American Express has also shifted their focus to the prepaid market which has only further deteriorated their cardholder’s average spend. Some in the industry argue that American Express’ focus on Prepaid and Small Business has only served to water down the brand. Subsequent to the recent Visa and MasterCard Payment Card settlement, American Express chose to settle two of their own outstanding class action suits. The terms of their settlement closely mirrored those of Visa and MasterCard as related to merchant surcharging and checkout fees. American Express has revised their rules to now liberally allow merchants to surcharge all of their products including prepaid cards. This would indicate that the organization realizes at some level that their messaging and arguments relative to perceived value no longer hold true.

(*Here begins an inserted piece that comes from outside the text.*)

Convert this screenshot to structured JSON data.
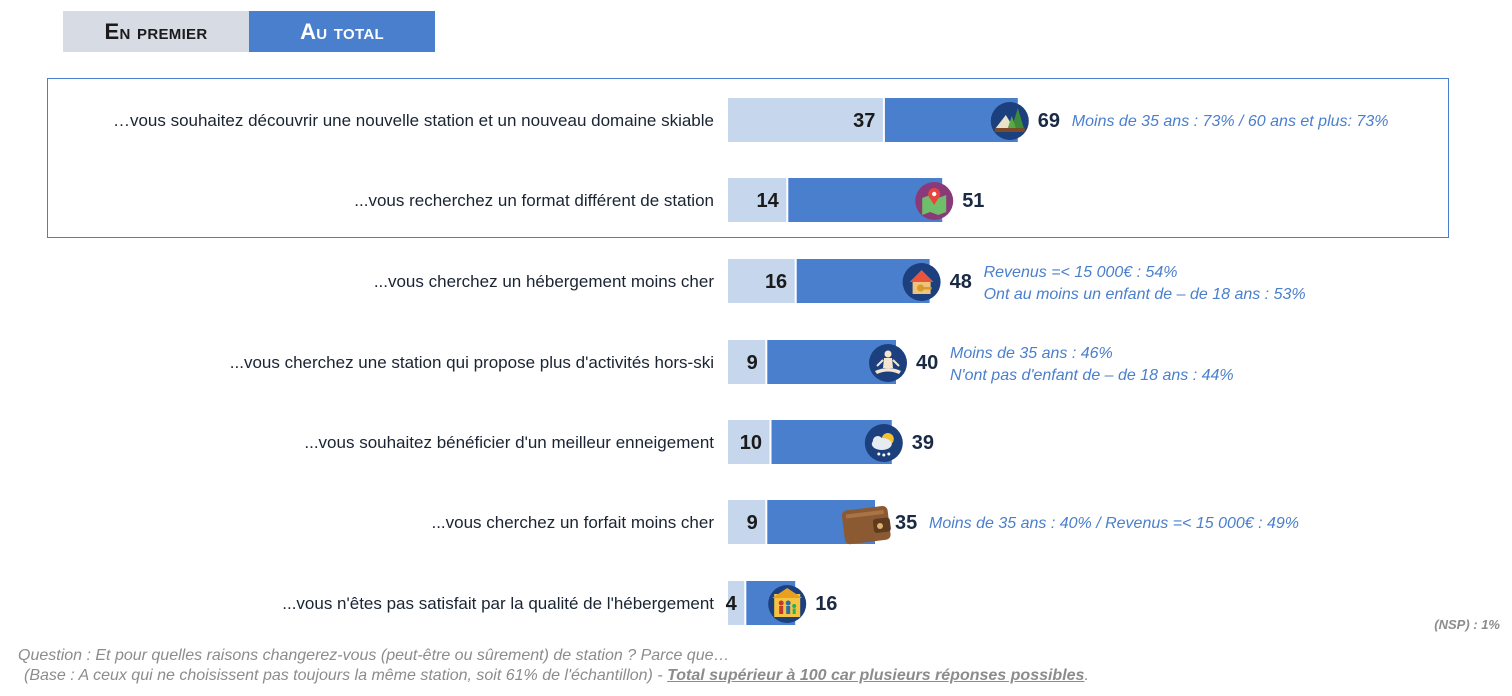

Despite this, American Express continues to treat merchants with a total disregard for the increasing costs they absorb to accept their card. Their attitude remains resolute, based on old messaging and business practices that may have worked 20 years ago, but surely do not now. How else can one explain that an American Express card generally will cost a merchant 100 basis points – a full percentage point – more than any other card on a given transaction? And often, the differential can be two full percentage points.
What can an organization do, and will American Express work with merchants to mitigate and reduce the costs of accepting their card? The answer is “maybe.” An organization needs to have a deep understanding of how American Express conducts business and the best approach to utilize with them. Most importantly, it must have the metrics, data and industry facts when dealing with them. With a professional and expert advisor at their side, a company can secure customized and reduced discount rates from American Express.
In the end, American Express can no longer separate itself from the discussion of the escalating cost to accept their card. Those days are over.